In early 2018, Chiswick Universal Pty Ltd (Chiswick) was wound up and deregistered. Prior to entering external administration, Chiswick had operated a furniture manufacturing business and, separately, was the trustee of the A&D Family Trust (Trust).
In its capacity as trustee of the Trust, Chiswick formed a partnership (Partnership) with an unrelated company, Limsip Pty Ltd (Limsip). The Partnership owned land worth $9 million which produced significant rental income for the beneficiaries of the Trust.
The sole director of Chiswick, and the liquidator appointed, were unaware it was trustee of the Trust or of its interest in the land until after Chiswick had been wound up.
Chiswick’s deregistration had the effect that its interest in the partnership (and by extension the land) vested in the Commonwealth.

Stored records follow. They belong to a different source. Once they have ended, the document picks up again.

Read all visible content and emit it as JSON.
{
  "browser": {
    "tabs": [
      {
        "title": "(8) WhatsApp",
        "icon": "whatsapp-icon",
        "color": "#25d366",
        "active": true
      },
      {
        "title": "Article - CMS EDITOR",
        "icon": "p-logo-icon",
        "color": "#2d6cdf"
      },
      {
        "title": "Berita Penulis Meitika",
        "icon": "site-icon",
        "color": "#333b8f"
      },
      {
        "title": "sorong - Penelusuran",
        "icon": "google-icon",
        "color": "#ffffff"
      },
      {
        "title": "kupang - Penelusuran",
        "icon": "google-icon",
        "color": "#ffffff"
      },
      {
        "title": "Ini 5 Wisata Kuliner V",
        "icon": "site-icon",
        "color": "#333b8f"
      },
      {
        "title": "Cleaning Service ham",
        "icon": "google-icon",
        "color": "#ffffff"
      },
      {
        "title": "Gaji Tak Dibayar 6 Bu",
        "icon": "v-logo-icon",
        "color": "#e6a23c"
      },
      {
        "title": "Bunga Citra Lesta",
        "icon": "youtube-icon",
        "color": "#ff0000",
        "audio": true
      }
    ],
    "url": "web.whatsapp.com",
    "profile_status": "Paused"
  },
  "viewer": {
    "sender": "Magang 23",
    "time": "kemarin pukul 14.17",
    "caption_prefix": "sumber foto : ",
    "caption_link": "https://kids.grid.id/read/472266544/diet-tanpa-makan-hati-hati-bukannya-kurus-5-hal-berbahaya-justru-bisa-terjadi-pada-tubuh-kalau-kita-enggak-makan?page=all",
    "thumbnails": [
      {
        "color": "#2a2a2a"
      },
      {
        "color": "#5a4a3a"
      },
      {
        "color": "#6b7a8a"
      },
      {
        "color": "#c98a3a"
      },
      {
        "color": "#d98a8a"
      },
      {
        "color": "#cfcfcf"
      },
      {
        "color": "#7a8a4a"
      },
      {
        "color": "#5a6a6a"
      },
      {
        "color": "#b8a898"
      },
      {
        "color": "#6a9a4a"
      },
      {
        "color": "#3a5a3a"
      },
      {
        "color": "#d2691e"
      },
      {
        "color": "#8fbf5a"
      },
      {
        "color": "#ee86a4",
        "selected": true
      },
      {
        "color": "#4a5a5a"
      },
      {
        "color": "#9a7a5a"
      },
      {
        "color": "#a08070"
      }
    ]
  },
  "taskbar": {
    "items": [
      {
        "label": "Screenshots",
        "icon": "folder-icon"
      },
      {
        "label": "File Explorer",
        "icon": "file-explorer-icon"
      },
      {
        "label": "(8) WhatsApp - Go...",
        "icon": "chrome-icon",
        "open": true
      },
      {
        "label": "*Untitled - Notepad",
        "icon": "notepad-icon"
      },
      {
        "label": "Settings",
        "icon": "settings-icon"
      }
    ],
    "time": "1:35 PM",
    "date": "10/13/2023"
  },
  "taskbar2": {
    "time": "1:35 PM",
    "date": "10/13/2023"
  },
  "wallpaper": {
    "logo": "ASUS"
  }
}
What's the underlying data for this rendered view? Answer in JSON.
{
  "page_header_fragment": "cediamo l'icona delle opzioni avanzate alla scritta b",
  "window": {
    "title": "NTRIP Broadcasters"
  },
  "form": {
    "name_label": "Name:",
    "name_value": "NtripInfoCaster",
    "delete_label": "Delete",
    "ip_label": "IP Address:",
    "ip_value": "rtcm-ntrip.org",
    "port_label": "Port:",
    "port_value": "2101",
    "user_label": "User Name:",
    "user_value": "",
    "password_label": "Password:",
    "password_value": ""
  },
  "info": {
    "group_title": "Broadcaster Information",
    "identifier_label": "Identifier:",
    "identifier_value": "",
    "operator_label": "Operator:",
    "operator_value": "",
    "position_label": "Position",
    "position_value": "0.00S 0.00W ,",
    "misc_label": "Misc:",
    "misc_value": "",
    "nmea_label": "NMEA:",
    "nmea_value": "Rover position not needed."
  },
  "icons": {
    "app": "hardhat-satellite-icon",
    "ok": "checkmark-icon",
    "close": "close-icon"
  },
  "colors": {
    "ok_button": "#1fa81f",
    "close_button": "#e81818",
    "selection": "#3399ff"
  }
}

The plaintiffs, being the sole (former) director and the beneficiary of the Trust, sought to preserve the Trust’s interest in the Partnership by having Chiswick reinstated (which would mean it had continued in existence as if not deregistered), a liquidator appointed to manage its retirement from the Partnership and a new trustee appointed as replacement to allow the Trust to continue to have the benefit of the land.
Reinstatement: Were the plaintiffs aggrieved persons?
The Court was satisfied the plaintiffs were ‘aggrieved persons’ with standing to apply for reinstatement under s 601AH(2) of the Act. A person aggrieved may include a director of the company, the company itself (where the company has a separate existence, such as is the case of a foreign company) or, such as in this instance, a beneficiary of a trust who stood to lose a significant income stream if the deregistration remained in effect.
Reinstatement: Was it just?
The test for reinstatement of a company is whether it is ‘just’ to do so. The Court’s wide discretion is guided by the following factors:
- the circumstances of deregistration;
- the use that might be made of reinstatement; and
- the prejudice any person may suffer as a result of the reinstatement.
The Court was satisfied significant detriment would accrue to the beneficiary of the Trust if the company was not reinstated. In reaching this conclusion, it was noted that:
- the evidence demonstrated that steps had been taken to prevent deregistration on the apparent belief the company remained in existence;
- neither ASIC, the former liquidator or Limsip raised objection to the relief sought; and
- there was no prejudice to Chiswick’s creditors if the Trust interest was salvaged given it had not incurred any debts as trustee of the Trust.
As such, an order was made that Chiswick be reinstated and that, upon reinstatement, a liquidator be appointed so as to facilitate the actions contemplated to preserve the Trust’s interest in the Partnership.
The power of reinstatement, and the statutory retrospective effect of such an order, is useful to keep in mind when faced with a disastrous consequence of deregistration. The wide discretion available to the Court has the potential to ameliorate any prejudice that may result.